Se apretó a él, aliviada. Ahora los dos yacían prácticamente en el suelo del terrado, arrimados al pretil, ella con la cabeza sobre el pecho de Manolo, el aire vencido, los párpados narcotizados.

—Para mí lo es. ¿Cómo podría mirarte a la cara, sin trabajo? —tuvo la bondad de declarar el murciano—. Tú eres mi ángel, Teresina, niña mía, pero ¿qué dirían tus padres, y tus amigos? —añadió mientras deslizaba una mano entre las rodillas de la muchacha.

—No me importa —gimió Teresa—, nada de eso me importa. Mira lo que te han hecho. —Inclinó el rostro sobre él, dejó que sus cabellos rozaran el labio partido de Manolo, bajando—, y todo por culpa nuestra, mía y de mis amigos. No, cielo, este juego se acabó. Podrían detenerte por asociación ilícita y propaganda ilegal, ¿comprendes?
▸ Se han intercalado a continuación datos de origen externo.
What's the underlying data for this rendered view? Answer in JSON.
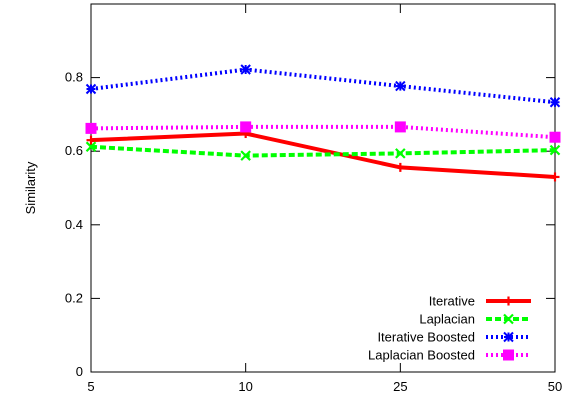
{
  "chart_data": {
    "type": "line",
    "categories": [
      "5",
      "10",
      "25",
      "50"
    ],
    "ylabel": "Similarity",
    "xlabel": "",
    "ylim": [
      0,
      1.0
    ],
    "yticks": [
      "0",
      "0.2",
      "0.4",
      "0.6",
      "0.8"
    ],
    "grid": false,
    "legend_position": "bottom-right",
    "series": [
      {
        "name": "Iterative",
        "values": [
          0.63,
          0.648,
          0.556,
          0.53
        ],
        "color": "#ff0000",
        "dash": "solid",
        "marker": "plus"
      },
      {
        "name": "Laplacian",
        "values": [
          0.612,
          0.588,
          0.594,
          0.603
        ],
        "color": "#00ff00",
        "dash": "dashed",
        "marker": "x"
      },
      {
        "name": "Iterative Boosted",
        "values": [
          0.769,
          0.822,
          0.777,
          0.733
        ],
        "color": "#0000ff",
        "dash": "dotted",
        "marker": "star"
      },
      {
        "name": "Laplacian Boosted",
        "values": [
          0.662,
          0.666,
          0.666,
          0.638
        ],
        "color": "#ff00ff",
        "dash": "dotted",
        "marker": "square"
      }
    ]
  }
}
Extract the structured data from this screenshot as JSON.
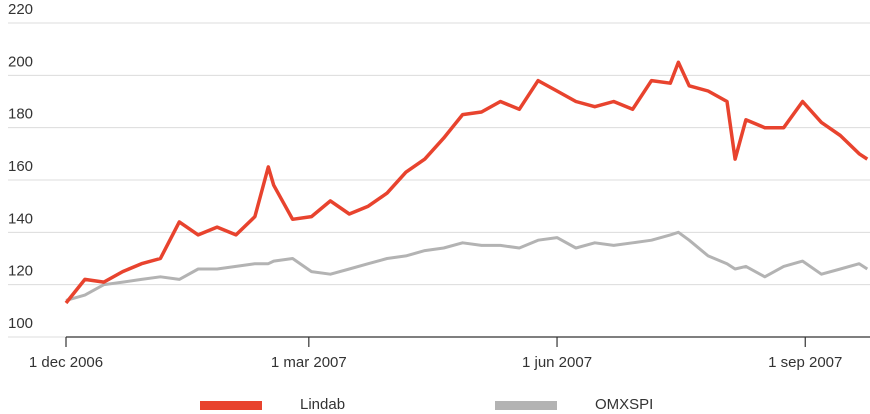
{
  "chart_data": {
    "type": "line",
    "x": [
      "2006-12-01",
      "2006-12-08",
      "2006-12-15",
      "2006-12-22",
      "2006-12-29",
      "2007-01-05",
      "2007-01-12",
      "2007-01-19",
      "2007-01-26",
      "2007-02-02",
      "2007-02-09",
      "2007-02-14",
      "2007-02-16",
      "2007-02-23",
      "2007-03-02",
      "2007-03-09",
      "2007-03-16",
      "2007-03-23",
      "2007-03-30",
      "2007-04-06",
      "2007-04-13",
      "2007-04-20",
      "2007-04-27",
      "2007-05-04",
      "2007-05-11",
      "2007-05-18",
      "2007-05-25",
      "2007-06-01",
      "2007-06-08",
      "2007-06-15",
      "2007-06-22",
      "2007-06-29",
      "2007-07-06",
      "2007-07-13",
      "2007-07-16",
      "2007-07-20",
      "2007-07-27",
      "2007-08-03",
      "2007-08-06",
      "2007-08-10",
      "2007-08-17",
      "2007-08-24",
      "2007-08-31",
      "2007-09-07",
      "2007-09-14",
      "2007-09-21",
      "2007-09-24"
    ],
    "series": [
      {
        "name": "Lindab",
        "color": "#e8432e",
        "values": [
          113,
          122,
          121,
          125,
          128,
          130,
          144,
          139,
          142,
          139,
          146,
          165,
          158,
          145,
          146,
          152,
          147,
          150,
          155,
          163,
          168,
          176,
          185,
          186,
          190,
          187,
          198,
          194,
          190,
          188,
          190,
          187,
          198,
          197,
          205,
          196,
          194,
          190,
          168,
          183,
          180,
          180,
          190,
          182,
          177,
          170,
          168
        ]
      },
      {
        "name": "OMXSPI",
        "color": "#b3b3b3",
        "values": [
          114,
          116,
          120,
          121,
          122,
          123,
          122,
          126,
          126,
          127,
          128,
          128,
          129,
          130,
          125,
          124,
          126,
          128,
          130,
          131,
          133,
          134,
          136,
          135,
          135,
          134,
          137,
          138,
          134,
          136,
          135,
          136,
          137,
          139,
          140,
          137,
          131,
          128,
          126,
          127,
          123,
          127,
          129,
          124,
          126,
          128,
          126
        ]
      }
    ],
    "xlim": [
      "2006-12-01",
      "2007-09-25"
    ],
    "xticks": [
      {
        "value": "2006-12-01",
        "label": "1 dec 2006"
      },
      {
        "value": "2007-03-01",
        "label": "1 mar 2007"
      },
      {
        "value": "2007-06-01",
        "label": "1 jun 2007"
      },
      {
        "value": "2007-09-01",
        "label": "1 sep 2007"
      }
    ],
    "ylim": [
      100,
      220
    ],
    "yticks": [
      100,
      120,
      140,
      160,
      180,
      200,
      220
    ],
    "grid": true,
    "legend": "bottom"
  }
}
Ya has hecho bastante, más de lo que podías, más de lo que la Universidad merece.

—Eso no es nada —fue la gentil respuesta del muchacho, cuyas inquietas manos, por cierto, la subrayaban de manera bien convincente—. Con el tiempo haremos grandes cosas, ya verás. Seré para ti lo que tú digas, me convertiré en lo que tú desees, porque te quiero.

—¿Me quieres, Manolo? Júralo.

—Te quiero más que nada en el mundo, te adoro, te necesito. Los labios de Teresa descendieron sobre su boca como un insecto de luz. Luego ella dijo:

—Verás lo que vamos a hacer, mi vida: nos ocuparemos de ti, no te preocupes, te ayudaré a encontrar ese empleo que necesitas. No tengo más que hablar con papá, él conoce a mucha gente. Será muy fácil, ya verás, tú déjame hacer a mí.

—Dile que tengo mucha experiencia comercial y que...

Teresa se había inclinado y volvía a besarle. Todo el aire estaba impregnado de:
anoche hablé con la luna / me dijo tantas cosas / que quizás esta noche / vuelva a hablarte otra vez
... Borrachos de sol y de música, debilitados por la emoción, se dejaron resbalar del todo hasta el suelo y siguieron abrazados mucho rato, como si durmieran. Cegada, deslumbrada por una realidad superior, la última sombra querida, el último fantasma huía al fin de aquella cabecita rubia que se frotaba amorosamente contra el pecho del murciano: su tierno y audaz amigo estaba tan solo y perdido como ella, ésta es la verdad. “Qué débil me siento ahora —se dijo—, pero qué feliz.” Resultaba hasta curioso: ella nunca hubiese pensado que esto fuera así, nunca había conocido a nadie como él, viviendo sólo y en lucha constante como él, ella jamás habría imaginado que su indigencia fuese su fuerza, su expresión más firme de la verdad. Pensó precipitadamente: tampoco yo, hasta hace poco, creía estar tan sola y desorientada; porque las cosas no han resultado ser como pensaba, como todos decían que eran, como me han enseñado en casa y en la Universidad. Pero él acaba de convencerme de que así somos nosotros, y así son las cosas, así suceden.